Confession, I didn’t make this meal my partner did. We have been nursing the remainder of the flu for the past week and she graciously offered to help with dinner. We both learned quite a bit about how I need to describe a recipe to her and tell her what to do.
This is not quite as done as it should be. She sweated the onions versus caramelized them. She was afraid of burning them. They will not burn at a medium low heat unless you walk away and do not check on them. You want to stir them every few minutes for about 15-20 minutes to get them nice and brown. This will help your sauce be brown instead of beige. It was still good and tasted great but the caramelized onions would take it to the stratosphere in flavor.
- 2 large sweet onions, sliced thinly
- 3 tablespoons butter
- 1 tablespoon extra virgin olive oil
- 1/4 cup dry white wine (or beef stock if prefer)
- 1 cup beef stock
- 4 boneless pork chops, 1–1 ½ inches thick
- salt and black pepper
- sprinkling dried thyme
- sprinkling garlic powder
- 3 tablespoons flour
- 6 slices provolone cheese
- 1 1/2 cups Swiss cheese, shredded
- parsley, for serving if desired
- Preheat oven to 400 degrees.
- Melt butter in a large oven proof skillet over medium heat. Add onions to pan and season with a sprinkling of salt and black pepper. Cook 4-5 minutes until the onions start to soften. Add white wine to pan and stir well. Allow onions to continue cook down to well browned pieces. This should take at least 15-20 minutes to cook. If they are cooking to fast turn the heat down to medium-low and stir occasionally.
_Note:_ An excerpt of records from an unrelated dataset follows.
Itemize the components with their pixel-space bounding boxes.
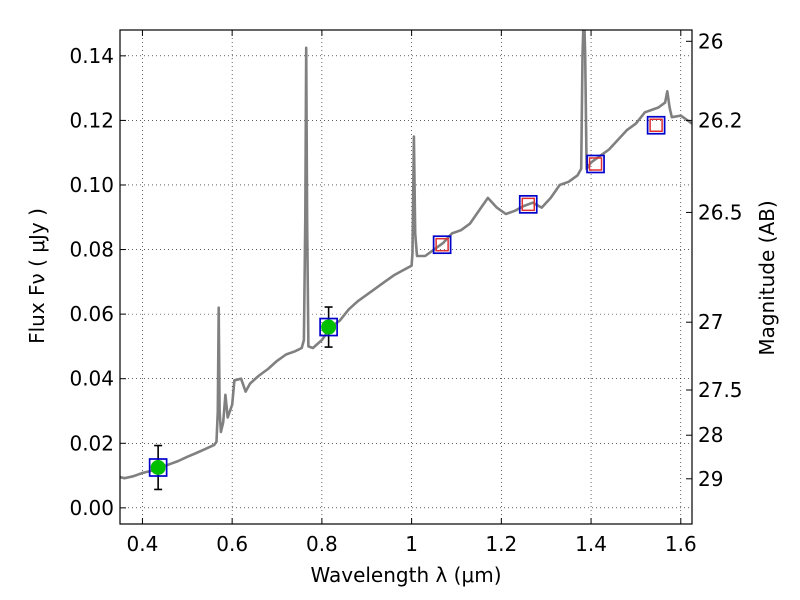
- grid-lines: [120, 30, 692, 524]
- x-tick-label: 1.2: [485, 532, 517, 556]
- right-tick-label: 28: [698, 423, 723, 447]
- right-tick-label: 26.2: [698, 108, 743, 132]
- marker-layer: [148, 115, 666, 491]
- x-tick-label: 1: [405, 532, 418, 556]
- y-tick-label: 0.00: [69, 496, 114, 520]
- right-tick-label: 26.5: [698, 200, 743, 224]
- model-box: [148, 458, 168, 477]
- model-box: [319, 317, 338, 337]
- x-tick-label: 0.4: [127, 532, 159, 556]
- model-box: [646, 115, 666, 135]
- x-tick-label: 0.6: [216, 532, 248, 556]
- y-tick-label: 0.10: [69, 173, 114, 197]
- photometry-point: [321, 319, 337, 335]
- y-tick-label: 0.12: [69, 108, 114, 132]
- photometry-point: [150, 459, 166, 475]
- y-tick-label: 0.04: [69, 367, 114, 391]
- hst-point: [521, 197, 536, 212]
- y-axis-title: Flux Fν ( μJy ): [25, 208, 49, 344]
- x-axis-title: Wavelength λ (μm): [310, 563, 501, 587]
- y-tick-label: 0.14: [69, 44, 114, 68]
- x-tick-label: 0.8: [306, 532, 338, 556]
- hst-point: [435, 237, 449, 252]
- model-box: [432, 235, 452, 255]
- model-box: [518, 195, 538, 214]
- y-tick-label: 0.02: [69, 431, 114, 455]
- y-tick-label: 0.06: [69, 302, 114, 326]
- plot-frame: [119, 29, 693, 525]
- right-tick-label: 27: [698, 310, 723, 334]
- right-tick-label: 26: [698, 29, 723, 53]
- hst-point: [588, 157, 603, 171]
- tick-layer: 0.4 0.6 0.8 1 1.2 1.4 1.6 0.00 0.02 0.04 0.06 0.08 0…: [69, 29, 742, 556]
- spectrum-line: [120, 30, 692, 480]
- y-tick-label: 0.08: [69, 238, 114, 262]
- right-axis-title: Magnitude (AB): [755, 200, 779, 355]
- right-tick-label: 27.5: [698, 378, 743, 402]
- right-tick-label: 29: [698, 467, 723, 491]
- x-tick-label: 1.6: [665, 532, 697, 556]
- x-tick-label: 1.4: [575, 532, 607, 556]
- hst-point: [649, 118, 663, 132]
- model-box: [586, 154, 605, 174]
- spectrum-layer: [120, 30, 692, 480]
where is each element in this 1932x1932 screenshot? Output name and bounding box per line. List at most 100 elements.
- While onions are cooking season pork chops (both sides) with salt, black pepper, thyme, and garlic powder.
- Remove onions from pan and without wiping out the pan add olive oil. Warm in pan. Add pork chops and brown on each side about 4-5 minutes. Remove onions from pan.
- Return onions to pan and sprinkle with flour. Stir well and cook for 1 minute. Add beef stock to pan and bring to a low simmer. Taste and season as needed with salt, black pepper, or garlic powder.
- Place pork chops back in pan. Cover with some of the onion mixture. Place slices of Provolone cheese over the pork chops and then sprinkle with Swiss cheese.
- Bake for 8-10 minutes until cheese is melted and starting to brown around the edges. Remove pan from oven and allow to sit for 3 minutes before serving.